25 クラリッサの悪口
夢の中ではダリアナ嬢から僕へのセリフがなかったため今日の僕は頭痛はない。だがあのセリフをクララに言っているのだとしたら…。僕は沸騰しそうな頭を必死で耐えている。
挨拶もまともにせぬまま会話が普通のことのように始まり二人がまくしたてるようにしゃべるが会話の内容が全く頭に入らない。どこのお菓子がうまかろうが、どこの小物がかわいかろうが、この二人に興味が持てないのだ。二人の好みなど聞く気にもならない。
それでも僕は二人を油断させるため嘘の笑いで頷いていた。
僕は二人が饒舌になり楽しそうな雰囲気になったところで隙をついて尋ねる。
「それで? クララは今どこに?」
マクナイト伯爵夫人は明らかにしかめっ面をしたが僕が片方の眉を上げて少し威圧を込めて笑顔を向けると一変してニコニコとする。
「クラリッサはボブバージル様にはお会いになりたくないと申しておりますのよ」
マクナイト伯爵夫人は口元を扇で隠して本心を見せないようにしている。視線は僕ではなく使用人に向いていたので僕もその使用人を確認する。
彼もまた見たことのない使用人だが先日の執事は降格したのかもしれない。
執事の質を見定めるがおそらくは先日の者と大差はないだろう。
ダリアナ嬢が奇妙な言い訳地味たことを言い始めた。
「そうなんですっ! クラリッサお義姉様はご自分がボブバージル様にお会いになりたくないからってわたくしに当たり散らすのです。ボブバージル様を追い返すようにって……」
ダリアナ嬢はハンカチを膝の上で握りしめて悲壮感を演出している。
「いつもわたくしに当たり散らすときには物をなげつけてきますのよ。クッションならまだいいですわ……。時には置物までも……」
眦をハンカチで押さえるダリアナ嬢だが僕は全く信じる気になれない。それどころか彼女たちにどこまでも冷たいことができそうな自分がいる。
「まあ、ダリアナっ! 可哀想にっ! クラリッサにはいつも冷たくされていて、本当に可哀想なダリアナ――」
マクナイト伯爵夫人が扇の奥でハンカチで涙を拭くフリをすればこちらからは一切何も見えなくなる。薄笑いでもしているのではないかとさえ思えてしまうくらいだ。
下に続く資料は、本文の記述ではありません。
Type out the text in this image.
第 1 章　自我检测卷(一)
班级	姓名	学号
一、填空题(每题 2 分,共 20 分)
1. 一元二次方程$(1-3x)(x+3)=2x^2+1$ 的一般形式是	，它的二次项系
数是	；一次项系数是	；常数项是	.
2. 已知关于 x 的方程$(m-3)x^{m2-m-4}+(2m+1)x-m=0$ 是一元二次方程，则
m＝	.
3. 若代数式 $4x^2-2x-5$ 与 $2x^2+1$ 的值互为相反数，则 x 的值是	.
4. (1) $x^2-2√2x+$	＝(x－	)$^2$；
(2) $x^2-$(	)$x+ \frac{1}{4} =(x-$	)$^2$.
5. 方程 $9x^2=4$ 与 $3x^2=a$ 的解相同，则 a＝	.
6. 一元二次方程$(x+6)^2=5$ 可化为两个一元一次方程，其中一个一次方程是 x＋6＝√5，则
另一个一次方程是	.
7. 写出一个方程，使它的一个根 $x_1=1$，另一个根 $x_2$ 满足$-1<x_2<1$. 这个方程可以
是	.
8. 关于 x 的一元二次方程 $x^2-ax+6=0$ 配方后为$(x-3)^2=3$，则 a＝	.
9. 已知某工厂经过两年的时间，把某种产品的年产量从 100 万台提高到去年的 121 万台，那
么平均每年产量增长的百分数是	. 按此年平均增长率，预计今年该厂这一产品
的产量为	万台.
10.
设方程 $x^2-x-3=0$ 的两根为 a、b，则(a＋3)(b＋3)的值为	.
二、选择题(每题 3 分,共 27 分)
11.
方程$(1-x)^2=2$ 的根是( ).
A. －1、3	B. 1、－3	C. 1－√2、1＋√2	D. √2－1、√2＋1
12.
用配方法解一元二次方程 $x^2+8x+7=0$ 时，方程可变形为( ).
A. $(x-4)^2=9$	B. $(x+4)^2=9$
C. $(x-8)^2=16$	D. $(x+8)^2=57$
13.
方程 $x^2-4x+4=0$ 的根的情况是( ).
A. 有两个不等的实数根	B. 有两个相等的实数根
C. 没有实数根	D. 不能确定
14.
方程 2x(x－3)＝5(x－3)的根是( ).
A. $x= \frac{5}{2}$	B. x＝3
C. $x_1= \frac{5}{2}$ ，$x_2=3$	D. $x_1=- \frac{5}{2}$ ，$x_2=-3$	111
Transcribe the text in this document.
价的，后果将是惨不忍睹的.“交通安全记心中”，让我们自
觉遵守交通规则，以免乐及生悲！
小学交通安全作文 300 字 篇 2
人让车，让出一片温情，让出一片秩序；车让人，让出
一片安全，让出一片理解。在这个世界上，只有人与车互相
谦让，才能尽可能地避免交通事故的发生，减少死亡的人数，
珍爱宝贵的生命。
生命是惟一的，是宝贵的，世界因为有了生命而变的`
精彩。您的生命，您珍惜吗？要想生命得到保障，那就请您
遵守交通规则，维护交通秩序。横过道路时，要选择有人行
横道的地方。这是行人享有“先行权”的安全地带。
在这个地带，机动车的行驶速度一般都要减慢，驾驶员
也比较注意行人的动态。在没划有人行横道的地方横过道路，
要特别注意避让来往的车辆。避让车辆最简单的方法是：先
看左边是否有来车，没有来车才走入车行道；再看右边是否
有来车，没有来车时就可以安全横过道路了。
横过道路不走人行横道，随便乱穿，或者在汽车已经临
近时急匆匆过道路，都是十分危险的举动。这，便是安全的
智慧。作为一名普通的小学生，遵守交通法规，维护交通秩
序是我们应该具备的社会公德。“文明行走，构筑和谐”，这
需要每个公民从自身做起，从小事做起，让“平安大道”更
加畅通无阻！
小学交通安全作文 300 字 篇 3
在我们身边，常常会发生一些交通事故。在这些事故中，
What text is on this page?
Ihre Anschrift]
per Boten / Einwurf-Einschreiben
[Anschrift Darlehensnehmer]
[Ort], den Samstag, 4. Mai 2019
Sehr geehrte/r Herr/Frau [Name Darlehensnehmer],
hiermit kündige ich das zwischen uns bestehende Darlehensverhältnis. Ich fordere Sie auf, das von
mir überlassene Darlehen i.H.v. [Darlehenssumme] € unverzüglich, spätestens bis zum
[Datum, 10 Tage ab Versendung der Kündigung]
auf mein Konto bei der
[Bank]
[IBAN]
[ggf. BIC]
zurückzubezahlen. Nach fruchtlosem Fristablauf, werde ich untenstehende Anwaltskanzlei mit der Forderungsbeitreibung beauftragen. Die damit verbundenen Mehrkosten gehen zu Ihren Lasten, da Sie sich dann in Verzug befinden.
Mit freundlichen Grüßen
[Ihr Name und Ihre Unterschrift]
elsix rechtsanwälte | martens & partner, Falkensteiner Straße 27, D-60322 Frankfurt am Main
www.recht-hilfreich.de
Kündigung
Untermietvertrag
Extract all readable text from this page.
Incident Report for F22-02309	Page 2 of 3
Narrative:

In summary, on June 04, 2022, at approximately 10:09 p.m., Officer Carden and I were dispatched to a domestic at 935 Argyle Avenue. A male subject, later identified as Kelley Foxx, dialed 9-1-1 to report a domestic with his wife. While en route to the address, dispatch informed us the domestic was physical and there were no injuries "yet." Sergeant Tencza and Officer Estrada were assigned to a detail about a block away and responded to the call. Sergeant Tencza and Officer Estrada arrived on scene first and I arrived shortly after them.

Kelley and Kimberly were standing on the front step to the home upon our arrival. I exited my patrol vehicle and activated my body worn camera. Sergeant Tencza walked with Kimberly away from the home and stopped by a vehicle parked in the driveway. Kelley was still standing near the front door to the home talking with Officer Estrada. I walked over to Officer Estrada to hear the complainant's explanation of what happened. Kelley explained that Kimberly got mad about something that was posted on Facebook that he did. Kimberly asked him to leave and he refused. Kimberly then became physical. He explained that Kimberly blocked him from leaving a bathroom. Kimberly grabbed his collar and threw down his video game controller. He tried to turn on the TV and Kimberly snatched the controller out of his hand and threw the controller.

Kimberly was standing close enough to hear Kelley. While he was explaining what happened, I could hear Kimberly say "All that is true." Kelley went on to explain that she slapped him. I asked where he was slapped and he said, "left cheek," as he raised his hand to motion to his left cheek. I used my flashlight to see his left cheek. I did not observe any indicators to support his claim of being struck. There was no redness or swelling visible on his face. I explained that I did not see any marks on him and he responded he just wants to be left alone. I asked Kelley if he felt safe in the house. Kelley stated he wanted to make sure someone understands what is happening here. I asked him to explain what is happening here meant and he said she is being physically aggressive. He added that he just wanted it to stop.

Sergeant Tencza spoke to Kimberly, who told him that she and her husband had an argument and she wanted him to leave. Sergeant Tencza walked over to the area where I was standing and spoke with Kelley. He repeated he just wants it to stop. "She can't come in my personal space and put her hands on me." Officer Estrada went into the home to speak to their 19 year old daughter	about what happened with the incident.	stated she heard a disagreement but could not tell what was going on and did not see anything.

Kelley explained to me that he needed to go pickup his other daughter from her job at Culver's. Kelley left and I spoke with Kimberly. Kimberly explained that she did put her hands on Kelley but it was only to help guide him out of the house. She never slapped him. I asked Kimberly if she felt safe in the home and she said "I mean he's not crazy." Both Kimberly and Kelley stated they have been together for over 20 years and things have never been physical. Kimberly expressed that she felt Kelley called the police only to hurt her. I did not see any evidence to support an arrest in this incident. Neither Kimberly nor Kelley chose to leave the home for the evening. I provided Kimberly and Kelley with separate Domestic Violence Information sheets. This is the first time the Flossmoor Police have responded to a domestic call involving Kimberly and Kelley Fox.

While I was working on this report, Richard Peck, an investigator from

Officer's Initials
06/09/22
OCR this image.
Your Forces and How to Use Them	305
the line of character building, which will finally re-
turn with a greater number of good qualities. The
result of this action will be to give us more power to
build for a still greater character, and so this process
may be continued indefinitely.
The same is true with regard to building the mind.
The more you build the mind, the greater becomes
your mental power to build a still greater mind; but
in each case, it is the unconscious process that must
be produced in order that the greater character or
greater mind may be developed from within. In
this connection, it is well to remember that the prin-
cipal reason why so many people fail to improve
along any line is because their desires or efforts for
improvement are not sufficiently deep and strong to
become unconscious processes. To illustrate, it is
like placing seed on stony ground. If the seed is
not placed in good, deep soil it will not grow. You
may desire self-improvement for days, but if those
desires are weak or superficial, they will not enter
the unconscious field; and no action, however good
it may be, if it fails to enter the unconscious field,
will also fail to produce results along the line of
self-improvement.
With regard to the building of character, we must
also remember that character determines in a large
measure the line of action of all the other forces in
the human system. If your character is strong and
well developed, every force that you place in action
「本を投げつけられるのは毎日ですのよ。お義姉様は本だけはたくさんお持ちだから。
本ばっかり読んでらっしゃるから楽しいお話もできないのよ。お姉様って本当につまらない方でしょう」
二人は興が乗ったようでソファーにどっかりと腰を据えあれやこれやとクララの悪口を言いまくっていた。
ちょうど僕のイライラは頂点になっている。
『クララが本を投げるなんてある訳ないじゃないかっ! クララはつまらない女の子なんかじゃないっ! もうそろそろ僕がキレてもいいころだよね』
「僕はマクナイト伯爵様に『クラリッサに会いに来てくれ』と言われたから来たのです。クララに会えないのなら失礼しますっ! 見送りは結構だっ!」
喧嘩腰に応接室を出て乱暴に扉を閉める。こうすればいくら図々しい二人でもすぐに追いかけて来る気にはならないだろう。
いや、来れるわけがない。あんな豪華なドレスでソファーに身を沈めれば一人で起き上がることなど不可能だ。非力そうな執事一人でどうにかするには時間もかかるだろう。
淑女のお茶会の作法も知らない様子と踏み僕はそういう状況になるまで我慢したのだ。初めから怒りを顕にしてはダリアナ嬢に簡単に追いかけられて縋られてしまうからね。
『作戦とはいえクララの悪口を笑顔で聞かなければならないのは本当に苦痛だった。二度とあいつらと顔を合わせたくない』
僕は奥歯を噛み締めたが彼女たちに会わないことが不可能なことは理解している。
二人がすぐに追いかけられない状況を作った僕は帰るふりをして玄関ホールからのびる階段を一気に駆け上がり三階のクララの部屋へ向かった。